TypeError                                 Traceback (most recent call last)
<ipython-input-23-4e74698a75fc> in <module>
     33 print("accuracy:", accuracy_score(labelsTest1, preds))
     34 print("Top 10 features used to predict: ")
---> 35 printNMostInformative(vectorizer, clf, 10)
     36 
     37 pipe = Pipeline([('cleanText', CleanTextTransformer()), ('vectorizer', vectorizer)])

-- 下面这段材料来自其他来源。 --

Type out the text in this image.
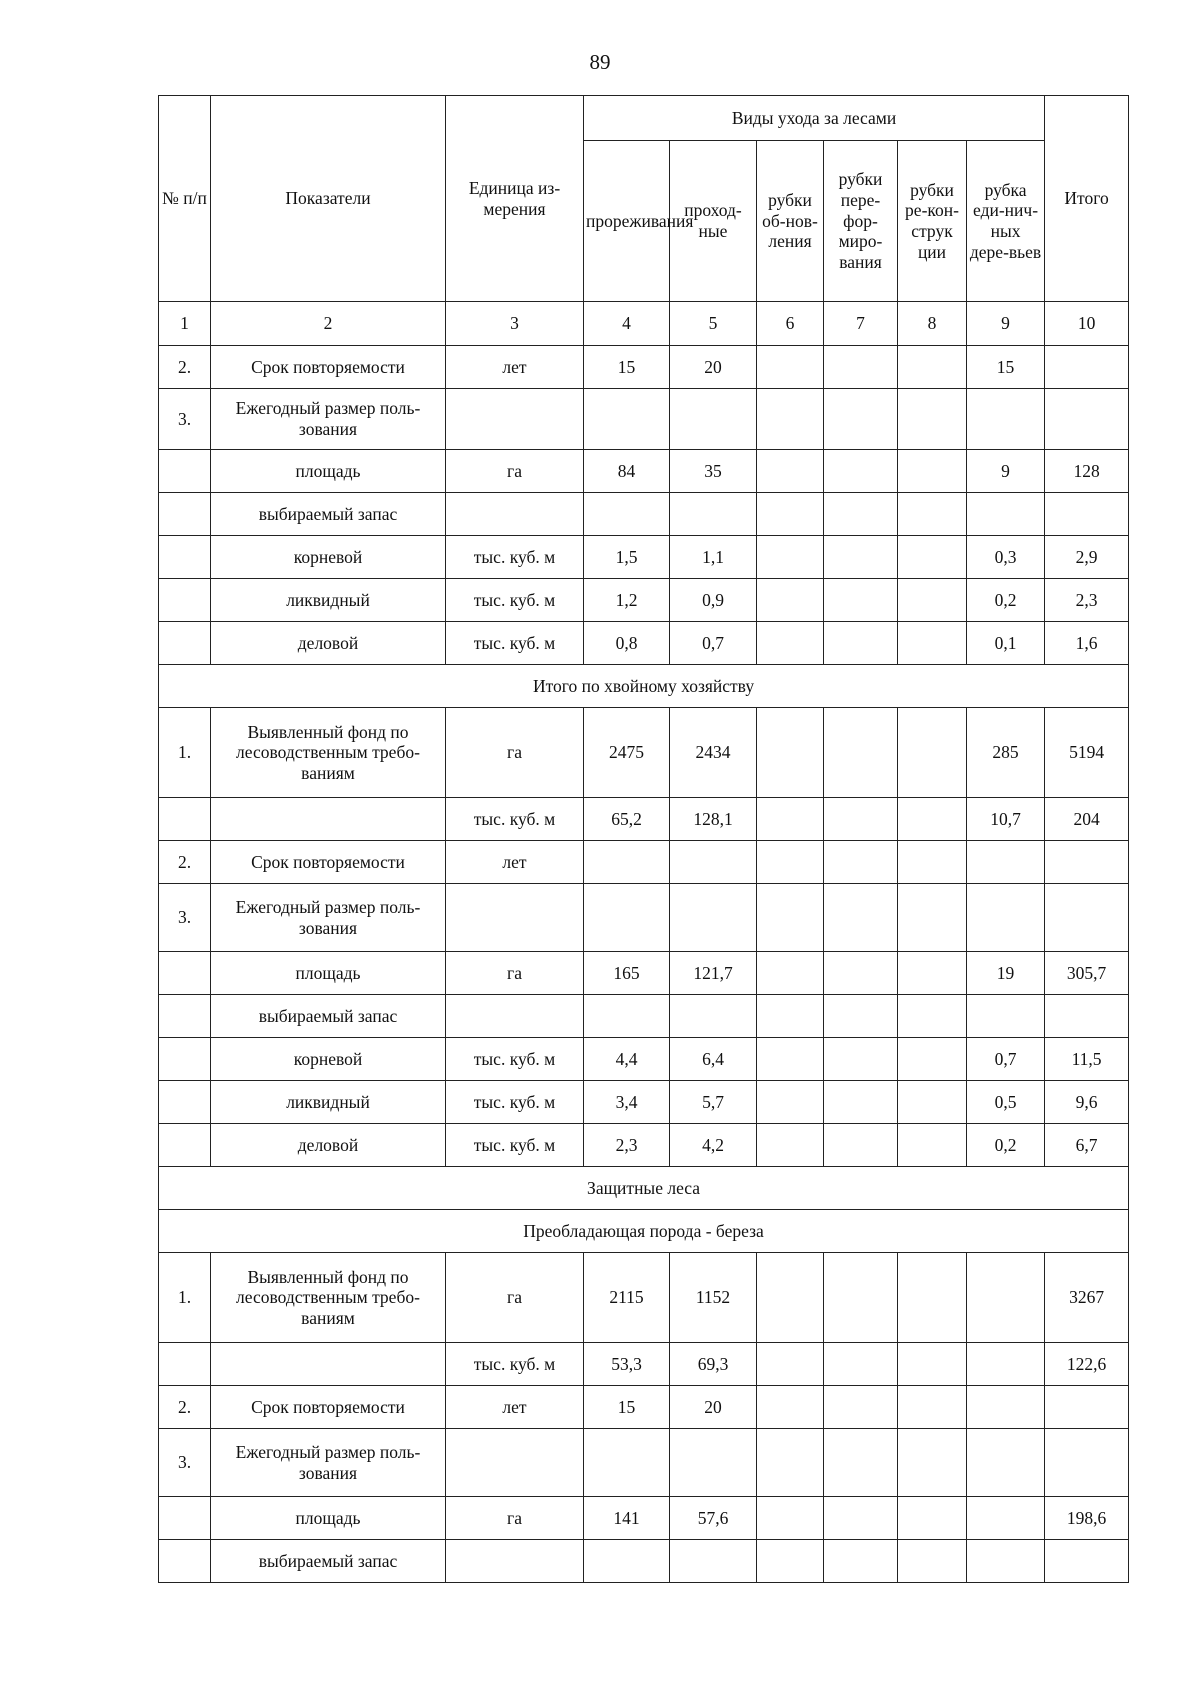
89
№ п/п	Показатели	Единица из-мерения	Виды ухода за лесами						Итого
			прореживания	проход-ные	рубки об-нов-ления	рубки пере-фор-миро-вания	рубки ре-кон-струк ции	рубка еди-нич-ных дере-вьев	
1	2	3	4	5	6	7	8	9	10
2.	Срок повторяемости	лет	15	20				15	
3.	Ежегодный размер поль-зования								
	площадь	га	84	35				9	128
	выбираемый запас								
	корневой	тыс. куб. м	1,5	1,1				0,3	2,9
	ликвидный	тыс. куб. м	1,2	0,9				0,2	2,3
	деловой	тыс. куб. м	0,8	0,7				0,1	1,6
Итого по хвойному хозяйству									
1.	Выявленный фонд по лесоводственным требо-ваниям	га	2475	2434				285	5194
		тыс. куб. м	65,2	128,1				10,7	204
2.	Срок повторяемости	лет							
3.	Ежегодный размер поль-зования								
	площадь	га	165	121,7				19	305,7
	выбираемый запас								
	корневой	тыс. куб. м	4,4	6,4				0,7	11,5
	ликвидный	тыс. куб. м	3,4	5,7				0,5	9,6
	деловой	тыс. куб. м	2,3	4,2				0,2	6,7
Защитные леса									
Преобладающая порода - береза									
1.	Выявленный фонд по лесоводственным требо-ваниям	га	2115	1152					3267
		тыс. куб. м	53,3	69,3					122,6
2.	Срок повторяемости	лет	15	20					
3.	Ежегодный размер поль-зования								
	площадь	га	141	57,6					198,6
	выбираемый запас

<ipython-input-23-4e74698a75fc> in printNMostInformative(vectorizer, clf, N)
      1 def printNMostInformative(vectorizer, clf, N):
      2     feature_names = vectorizer.get_feature_names()
----> 3     coefs_with_fns = sorted(zip(clf.coef_[0], feature_names))
      4     topClass1 = coefs_with_fns[:N]
      5     topClass2 = coefs_with_fns[:-(N + 1):-1]

**TypeError: zip argument #1 must support iteration**

TypeError回溯（最近一次调用）
在里面
33打印（“准确度：”，准确度\分数（标签测试1，preds））
34打印（“用于预测的前10项功能：”）
--->35 printNMostInformative（矢量器，clf，10）
36
37管道=管道（[（'cleanText'，CleanTextTransformer（）），（'vectorizer'，vectorizer）]）
在printNMostInformative中（矢量器、clf、N）
1 def printNMostInformative（矢量器、clf、N）：
2功能名称=矢量器。获取功能名称（）
---->3个coefs\u，其中，fns=已排序（zip（clf.coef\u[0]，特征名称））
4 topClass1=coefs_与_fns[：N]
5 topClass2=coefs_与_fns[：-（N+1）：-1]
**TypeError:zip参数#1必须支持迭代**

我有两个问题：

我怎样才能解决这个问题并看到每堂课最重要的单词（特征）

如果我使用predict_proba和roc_auc_分数，有什么办法可以看出这一点吗

欢迎来到SO！请考虑和思考一次问1个问题。